Шаненя не успел моргнуть, как цокнула сталь. Небаба подошел к костру и с любопытством осматривал то место, куда пришелся удар. На лезвии сабли оказалась неглубокая зазубрина.
— Добре отковано. Кто мастерил?
— Есть у меня коваль! — с гордостью ответил Шаненя. — Окромя сабель, алебарды кует.
Небаба отдал джуре саблю, посмотрел на небо. Оно висело над головой, густое и звездное. Через час должно было светать, и Любомир сладко зевнул.
— Иди, джура, поспи. Жаркий день будет.
Иван не понял, что имел в виду Небаба, но подумал, что утром пойдут казаки из леса. Когда Любомир ушел, Небаба пересел поближе, протянул к костру ладони.
— Теперь слушай…
Шаненя насторожился.
— Слушай и держи язык за зубами. Штурмовать Пинск — дело сложное. Нет у меня ни гаковниц, ни ядер. Единый выход — завладеть городом хитростью. Сможешь открыть ворота — влетим на конях. Нам только за улицу зацепиться. Там рейтары не выдержат.

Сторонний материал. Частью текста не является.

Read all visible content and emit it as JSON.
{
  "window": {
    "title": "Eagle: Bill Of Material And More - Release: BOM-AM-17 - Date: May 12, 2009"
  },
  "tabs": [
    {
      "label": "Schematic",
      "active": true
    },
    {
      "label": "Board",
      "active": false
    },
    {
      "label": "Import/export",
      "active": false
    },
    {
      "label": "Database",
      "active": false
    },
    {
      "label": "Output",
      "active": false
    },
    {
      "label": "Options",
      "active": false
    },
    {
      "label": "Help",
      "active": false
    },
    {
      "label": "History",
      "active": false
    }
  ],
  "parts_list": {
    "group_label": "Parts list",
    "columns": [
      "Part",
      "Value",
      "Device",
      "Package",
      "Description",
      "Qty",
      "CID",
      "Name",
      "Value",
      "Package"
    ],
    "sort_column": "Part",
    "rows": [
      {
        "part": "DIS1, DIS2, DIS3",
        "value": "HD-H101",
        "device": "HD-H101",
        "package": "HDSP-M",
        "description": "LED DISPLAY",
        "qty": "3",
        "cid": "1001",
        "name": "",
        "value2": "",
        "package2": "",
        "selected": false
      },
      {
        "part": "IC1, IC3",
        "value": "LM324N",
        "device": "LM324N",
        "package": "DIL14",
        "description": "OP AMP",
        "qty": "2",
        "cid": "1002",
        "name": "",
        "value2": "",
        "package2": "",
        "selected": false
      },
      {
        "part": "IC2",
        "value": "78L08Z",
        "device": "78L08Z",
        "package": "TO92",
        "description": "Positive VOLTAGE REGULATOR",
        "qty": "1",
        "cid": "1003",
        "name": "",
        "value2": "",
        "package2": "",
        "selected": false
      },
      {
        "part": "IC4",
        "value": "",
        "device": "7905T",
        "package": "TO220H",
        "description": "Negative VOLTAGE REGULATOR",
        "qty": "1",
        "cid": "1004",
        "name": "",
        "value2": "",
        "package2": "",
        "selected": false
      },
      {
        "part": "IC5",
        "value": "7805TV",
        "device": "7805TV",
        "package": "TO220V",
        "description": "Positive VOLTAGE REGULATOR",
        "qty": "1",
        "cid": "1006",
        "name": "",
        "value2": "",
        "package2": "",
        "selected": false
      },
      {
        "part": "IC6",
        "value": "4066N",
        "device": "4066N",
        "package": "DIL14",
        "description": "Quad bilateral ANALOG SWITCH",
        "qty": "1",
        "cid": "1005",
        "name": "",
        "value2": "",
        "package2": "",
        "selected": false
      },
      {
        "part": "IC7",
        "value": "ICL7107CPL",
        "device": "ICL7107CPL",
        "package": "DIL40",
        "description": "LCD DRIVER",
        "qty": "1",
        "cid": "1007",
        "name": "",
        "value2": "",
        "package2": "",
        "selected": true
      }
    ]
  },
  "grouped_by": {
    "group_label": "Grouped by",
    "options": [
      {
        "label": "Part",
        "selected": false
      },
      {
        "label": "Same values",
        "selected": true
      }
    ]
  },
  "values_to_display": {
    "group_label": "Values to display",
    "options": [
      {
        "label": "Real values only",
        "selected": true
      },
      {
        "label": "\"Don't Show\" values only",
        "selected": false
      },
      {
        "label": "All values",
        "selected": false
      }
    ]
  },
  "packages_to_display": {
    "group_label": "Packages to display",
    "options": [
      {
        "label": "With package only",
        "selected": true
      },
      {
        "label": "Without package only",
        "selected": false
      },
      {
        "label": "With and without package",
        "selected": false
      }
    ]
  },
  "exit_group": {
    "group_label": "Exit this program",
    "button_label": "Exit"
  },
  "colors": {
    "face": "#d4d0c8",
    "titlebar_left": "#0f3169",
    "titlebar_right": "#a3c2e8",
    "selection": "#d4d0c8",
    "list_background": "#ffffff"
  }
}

— Открыть сумею. Знать надо когда.
— Не перебивай! — рассердился Небаба. — Савелий больше к тебе не придет. Он под Слуцк пошел. Явиться к тебе Любомир. Ему будет известно, в какой час выступать будем. А ты на всякий случай знай, мало ли какая оказия с джурой статься может. Гарцевать будем против Северских ворот, а ворвемся в Лещинские. Пусть Лукаш Ельский в другой бок глядит.
— Уразумел, — ответил Шаненя.
— Теперь слушай, как ворота открывать будешь…
Спал Шаненя в эту ночь мало. Часа два подремал в телеге, и разбудили людские голоса. Раскрыл глаза и удивился: откуда столько войска на поляне? Казаки в синих кунтушах и широких шароварах разожгли костры и варят в горшках кашу. Люд разный: молодой, с легким пушком на лице, и старый, бородатый, с сединой. Среди казаков много белорусцев. Их сразу отличить можно — шаровар и кунтушей не носят, на голове не оселедец, а копна путаных русых волос. И кожей белорусцы белей. Высокий, круглолицый и розовощекий казак с серьгой в ухе подошел к телеге, посмотрел на сбрую.
— Чы ты купець?
— Купец, — кивнул Шаненя. — Покупай товар.
— Та що ты прывез?! — набежало сразу несколько казаков. Посмотрели на седелки и сморщили носы. — Йому дружину треба. Цэ предбаемо…
— Купишь нашу? Белоруску…
— Чом ни? Вона ж православной веры, своя…
— Приезжай в Пинск. Там продам.
— Будемо в Пиньску! Будемо!.. — Казак хлопнул по ляжкам. Появился Любомир, посмотрел на черкасов злым глазом, щелкнул плетью по сапогу.
— Геть звидси! Тэж мени купець, сучи диты! Гець! Небаба идэ…
Казаков от телеги словно ведром сдуло. К дробницам быстрым шагом подошел Небаба.
— Выспался? Или дремал, как курица на шестке? Упряжь оставляй. Есть в ней потреба. Только платить тебе нечем. Казна казацкая пуста.
— Не прошу, — обиделся Шаненя.
Небаба ушел так же быстро, как и появился. Шаненя ставил в оглобли лошадь и думал о том, что только половину ночи посидел с атаманом, а показалось будто давным-давно знакомы…
Прошел душный и солнечный, август. Дни еще стояли яркие, но по утрам плыли над Струменью и Пиной туманы. По утрам на березах зябко дрожали листья. В лесах стало совсем тихо — не заливаются песнями птицы. Только щеглы поднимают крик над горящими гроздьями рябин. Таким сентябрьским днем в Пинск кто-то принес весть о новой победе черкасов. Весть эта ходила по хатам, будоражила мужичьи умы. Мужики крестились и просили бога, чтоб помог черкасам в трудный час.